トルコ東部は標高が高いためこの時期はとても寒く、雪も降り積もっていた。
またこの地はクルド人の分離独立にからむ紛争地域でもあったため私は足早に抜けることにした。

トルコの長距離バス車内では香水が配られた
カッパドキア
カッパドキアのバスターミナル
サフランボル


トルコ中部内陸のカッパドキア、首都アンカラ、サフランボルなどを通り、トルコ入国から10日後、ついにこのアジア横断の目的地であるアジア最西端の都市イスタンブールへたどり着いた。

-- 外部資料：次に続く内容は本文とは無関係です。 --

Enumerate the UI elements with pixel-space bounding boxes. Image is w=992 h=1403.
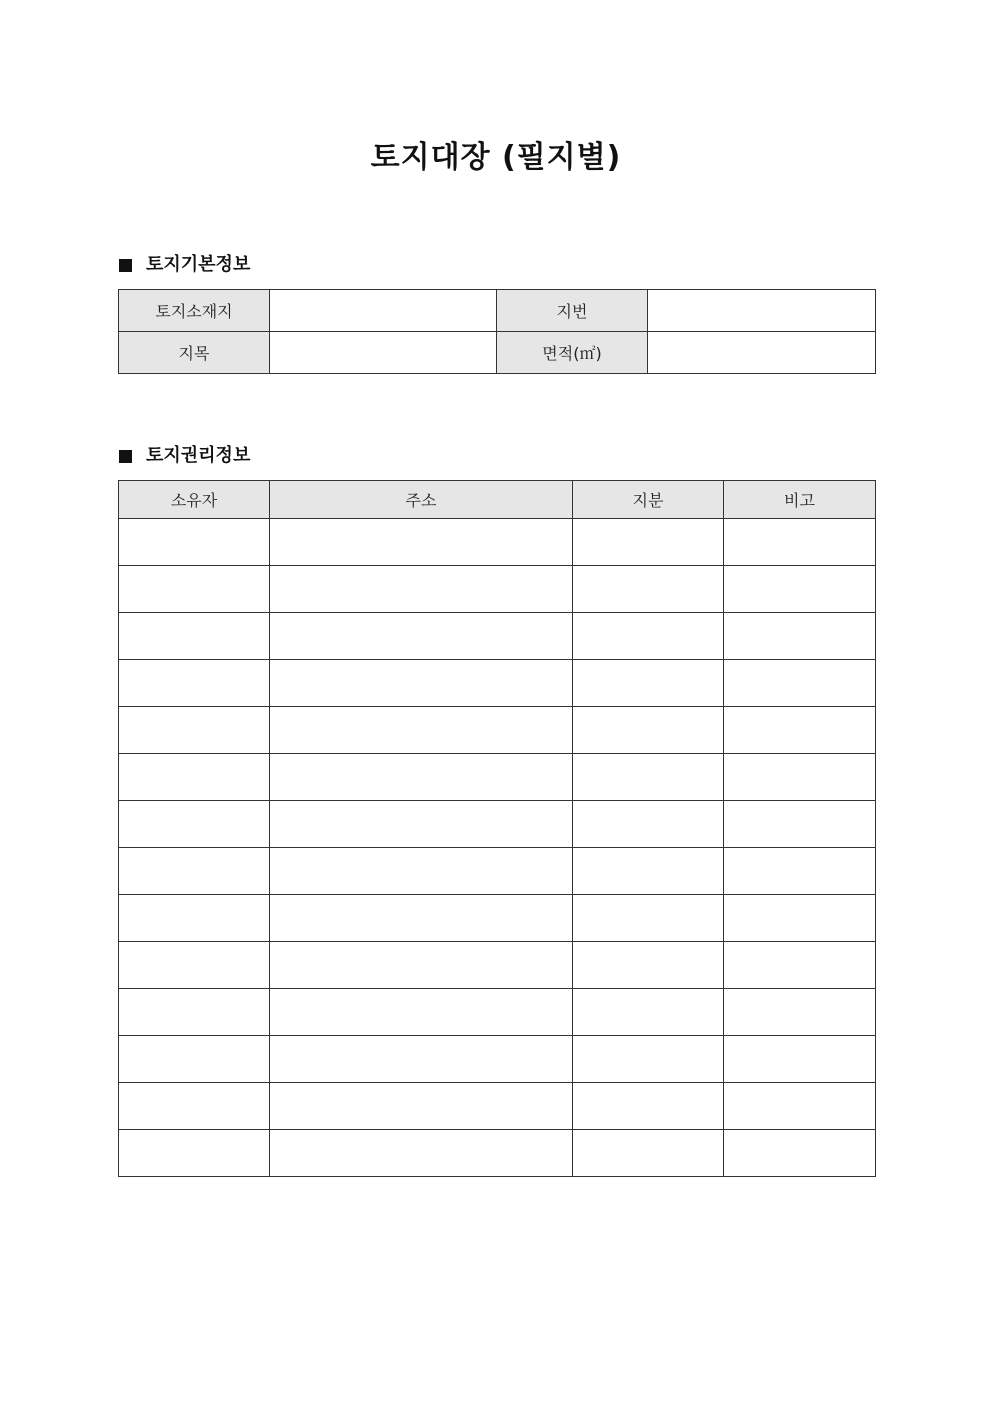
share-cell[interactable]: [573, 754, 724, 801]
table-row: [119, 1130, 876, 1177]
owner-cell[interactable]: [119, 566, 270, 613]
rights-info-heading: [119, 443, 250, 469]
address-cell[interactable]: [270, 989, 573, 1036]
owner-cell[interactable]: [119, 519, 270, 566]
share-cell[interactable]: [573, 989, 724, 1036]
table-row: [119, 1083, 876, 1130]
share-cell[interactable]: [573, 1083, 724, 1130]
address-cell[interactable]: [270, 848, 573, 895]
square-bullet-icon: [119, 450, 132, 463]
remarks-cell[interactable]: [724, 660, 876, 707]
location-field[interactable]: [270, 290, 497, 332]
address-cell[interactable]: [270, 895, 573, 942]
table-row: [119, 848, 876, 895]
remarks-cell[interactable]: [724, 989, 876, 1036]
address-cell[interactable]: [270, 1083, 573, 1130]
share-cell[interactable]: [573, 1036, 724, 1083]
location-label: 토지소재지: [119, 290, 270, 332]
owner-cell[interactable]: [119, 707, 270, 754]
table-row: [119, 942, 876, 989]
owner-cell[interactable]: [119, 848, 270, 895]
remarks-cell[interactable]: [724, 1130, 876, 1177]
owner-cell[interactable]: [119, 989, 270, 1036]
share-cell[interactable]: [573, 660, 724, 707]
table-row: [119, 801, 876, 848]
remarks-cell[interactable]: [724, 801, 876, 848]
rights-info-table: [118, 480, 876, 1177]
remarks-cell[interactable]: [724, 754, 876, 801]
table-row: [119, 754, 876, 801]
remarks-cell[interactable]: [724, 848, 876, 895]
owner-cell[interactable]: [119, 942, 270, 989]
remarks-cell[interactable]: [724, 895, 876, 942]
basic-info-row: [119, 290, 876, 332]
address-cell[interactable]: [270, 1130, 573, 1177]
lot-number-field[interactable]: [648, 290, 876, 332]
address-column-header: 주소: [270, 481, 573, 519]
address-cell[interactable]: [270, 1036, 573, 1083]
owner-cell[interactable]: [119, 660, 270, 707]
owner-cell[interactable]: [119, 1036, 270, 1083]
address-cell[interactable]: [270, 566, 573, 613]
rights-info-heading-text: 토지권리정보: [146, 445, 251, 466]
table-row: [119, 660, 876, 707]
table-row: [119, 989, 876, 1036]
area-field[interactable]: [648, 332, 876, 374]
table-row: [119, 707, 876, 754]
remarks-column-header: 비고: [724, 481, 876, 519]
address-cell[interactable]: [270, 707, 573, 754]
square-bullet-icon: [119, 259, 132, 272]
basic-info-heading: [119, 252, 250, 278]
basic-info-row: [119, 332, 876, 374]
address-cell[interactable]: [270, 613, 573, 660]
address-cell[interactable]: [270, 942, 573, 989]
basic-info-table: [118, 289, 876, 374]
table-row: [119, 519, 876, 566]
remarks-cell[interactable]: [724, 942, 876, 989]
share-cell[interactable]: [573, 1130, 724, 1177]
table-row: [119, 613, 876, 660]
owner-cell[interactable]: [119, 754, 270, 801]
owner-cell[interactable]: [119, 801, 270, 848]
owner-column-header: 소유자: [119, 481, 270, 519]
address-cell[interactable]: [270, 519, 573, 566]
land-category-field[interactable]: [270, 332, 497, 374]
owner-cell[interactable]: [119, 613, 270, 660]
remarks-cell[interactable]: [724, 1036, 876, 1083]
basic-info-heading-text: 토지기본정보: [146, 254, 251, 275]
share-cell[interactable]: [573, 519, 724, 566]
share-cell[interactable]: [573, 942, 724, 989]
remarks-cell[interactable]: [724, 1083, 876, 1130]
owner-cell[interactable]: [119, 1083, 270, 1130]
area-label: 면적(㎡): [497, 332, 648, 374]
owner-cell[interactable]: [119, 1130, 270, 1177]
share-cell[interactable]: [573, 801, 724, 848]
address-cell[interactable]: [270, 660, 573, 707]
table-row: [119, 566, 876, 613]
share-cell[interactable]: [573, 707, 724, 754]
remarks-cell[interactable]: [724, 613, 876, 660]
share-cell[interactable]: [573, 613, 724, 660]
remarks-cell[interactable]: [724, 707, 876, 754]
share-cell[interactable]: [573, 895, 724, 942]
remarks-cell[interactable]: [724, 519, 876, 566]
lot-number-label: 지번: [497, 290, 648, 332]
share-cell[interactable]: [573, 848, 724, 895]
document-title: 토지대장 (필지별): [370, 140, 622, 175]
share-cell[interactable]: [573, 566, 724, 613]
land-category-label: 지목: [119, 332, 270, 374]
address-cell[interactable]: [270, 754, 573, 801]
table-row: [119, 1036, 876, 1083]
rights-header-row: [119, 481, 876, 519]
share-column-header: 지분: [573, 481, 724, 519]
table-row: [119, 895, 876, 942]
owner-cell[interactable]: [119, 895, 270, 942]
address-cell[interactable]: [270, 801, 573, 848]
remarks-cell[interactable]: [724, 566, 876, 613]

イスタンブールの町は海峡を境にアジア側とヨーロッパ側にまたがっていた。
旧市街や安宿街などの町の中心部はヨーロッパ側に属しているため、アジア側の港からフェリーに乗り込みヨーロッパ側へ向かった。

汽笛とともにゆっくりとフェリーが動き出す。

外は寒かったが風に当たりたかったため2階のデッキに出た。
対岸にはヨーロッパが見えた。
空にはたくさんのカモメが飛んでいた。

10分程の乗船時間だったが、私にとってこの10分間は今までの旅を振り返る長い10分間になった。

ヨーロッパが見えてきた


目を閉じるとこれまでの旅が鮮明に蘇る。

1月にアジア極東の国、日本を出発し北京に入った。
真冬の中国を南下して、春になる頃に東南アジアに入り、ベトナム、ラオス、カンボジア、タイ、ミャンマーを回った。
バングラデシュを経由し、夏の2ヵ月間を灼熱のインドで過ごした。
北上してネパールに入り、ヒマラヤ山脈を越えチベットに入り、秋に中国最西部の新疆ウイグル自治区へ抜けて、キルギス、パキスタン、イランを通過した。
そして季節は冬。
丸1年かかってようやく12月にトルコのイスタンブールにたどり着いた。

ついにここまで来た。
長いこと夢見たアジア横断の旅が、今、実現しようとしていた。

ついにヨーロッパ上陸


フェリーが終着点のヨーロッパ側の港に接岸された。

私は船からゆっくりと一歩踏み出し、そして、ヨーロッパの土を踏んだ。

1年前にアジアの東に立っていた私が、今、確かにヨーロッパに立っている。
感無量だった。ただひたすら感無量だった。

人類初の月面への第一歩を刻んだN・アームストロング氏は、「一人の人間にとっては小さな一歩だが、人類にとっては偉大な飛躍である」と言ったが、この言葉を大袈裟にもじれば、私にとってのヨーロッパへのこの一歩は、「人類にとっては小さな一歩だが、私にとっては偉大な飛躍である」、そんな一歩だった。

早いものでこの時からあっという間に長い年月が過ぎてしまった。
けれども、私は今でもふとこの瞬間のことを思い出す。
その記憶は私をもう一度あの場所へと連れていってくれる。
そして、今もなお自信と勇気をくれるのだった。